Consumer demand for lower bills and healthy spaces are still trending in residential design, but so too are tight budgets and reticent lenders. Knowing which products and systems provide the most bang for your buck can take hours of research, but the digital guides recently launched by the AIA and USGBC make the search for the most effective conservation methods a little easier.

The USGBC created the LEED rating system to be a nationally recognized third-party verification for green buildings. Figuring out which combination of sustainable design features offers your clients the best house and earns LEED certification is now less complicated. As part of its whole website reorganization, the USGBC created the LEED credit library. The library provides lists of possible credits sorted by various building types such as homes, multifamily housing, and existing buildings. Users can also select which version of the system they want to explore including the new v4 guidelines, which are still under review. Each credit option leads to more in-depth information as well as comments and resources to help users obtain that particular credit. The library is still a work in progress and more details will be added over the coming months.

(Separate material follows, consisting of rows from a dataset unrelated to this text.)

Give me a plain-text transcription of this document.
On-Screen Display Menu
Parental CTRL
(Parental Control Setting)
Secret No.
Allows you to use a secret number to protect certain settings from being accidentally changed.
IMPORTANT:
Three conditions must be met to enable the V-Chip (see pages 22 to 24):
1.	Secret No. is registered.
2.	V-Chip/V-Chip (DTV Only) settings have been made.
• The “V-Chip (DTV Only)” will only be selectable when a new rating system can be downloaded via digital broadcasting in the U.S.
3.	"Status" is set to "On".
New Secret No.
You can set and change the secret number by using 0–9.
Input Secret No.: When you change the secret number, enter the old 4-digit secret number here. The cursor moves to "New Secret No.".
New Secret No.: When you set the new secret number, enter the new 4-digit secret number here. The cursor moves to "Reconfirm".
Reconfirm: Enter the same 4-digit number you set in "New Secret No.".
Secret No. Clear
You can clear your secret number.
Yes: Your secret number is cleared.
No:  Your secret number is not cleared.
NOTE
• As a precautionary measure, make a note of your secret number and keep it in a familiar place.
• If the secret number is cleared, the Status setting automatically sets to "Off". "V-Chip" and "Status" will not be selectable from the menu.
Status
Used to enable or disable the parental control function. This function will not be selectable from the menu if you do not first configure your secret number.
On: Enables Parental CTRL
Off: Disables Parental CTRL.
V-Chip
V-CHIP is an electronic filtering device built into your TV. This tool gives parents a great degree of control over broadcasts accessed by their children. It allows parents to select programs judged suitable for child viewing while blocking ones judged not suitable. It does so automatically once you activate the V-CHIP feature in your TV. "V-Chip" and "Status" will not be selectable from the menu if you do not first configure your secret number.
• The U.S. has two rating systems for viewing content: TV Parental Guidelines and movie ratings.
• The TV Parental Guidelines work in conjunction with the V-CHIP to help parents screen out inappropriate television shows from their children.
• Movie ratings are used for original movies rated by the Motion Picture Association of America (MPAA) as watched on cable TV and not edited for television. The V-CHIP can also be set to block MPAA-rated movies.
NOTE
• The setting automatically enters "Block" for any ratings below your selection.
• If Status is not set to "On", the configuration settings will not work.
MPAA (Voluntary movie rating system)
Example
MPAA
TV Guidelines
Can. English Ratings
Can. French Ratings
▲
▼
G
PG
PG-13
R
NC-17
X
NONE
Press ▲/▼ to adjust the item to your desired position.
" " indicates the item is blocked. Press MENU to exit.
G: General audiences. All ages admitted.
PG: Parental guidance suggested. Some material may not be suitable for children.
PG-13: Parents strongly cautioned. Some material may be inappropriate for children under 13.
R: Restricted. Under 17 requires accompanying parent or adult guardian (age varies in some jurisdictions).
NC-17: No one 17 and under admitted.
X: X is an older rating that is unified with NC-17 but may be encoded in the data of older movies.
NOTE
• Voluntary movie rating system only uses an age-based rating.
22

Another new useful tool for architects, engineers, and builders is the energy modeling guide from the AIA. The guide contains several resources for industry pros to define, select, and incorporate energy-efficient designs and systems into a project. Created by building-science experts, government officials, AIA staff, and architects, the guide defines energy modeling and lists the advantages for using the technique. These sections are designed to be shared with clients as well as other project team members who may not understand the benefits of energy modeling. In addition, the guide details different types of modeling systems along with the corresponding tools and software available to implement them.

“This guide provides the energy modeling fundamentals that can serve the client’s high expectations and ultimately reduce energy costs and greenhouse gas emissions,” says AIA president Jeff Potter, FAIA.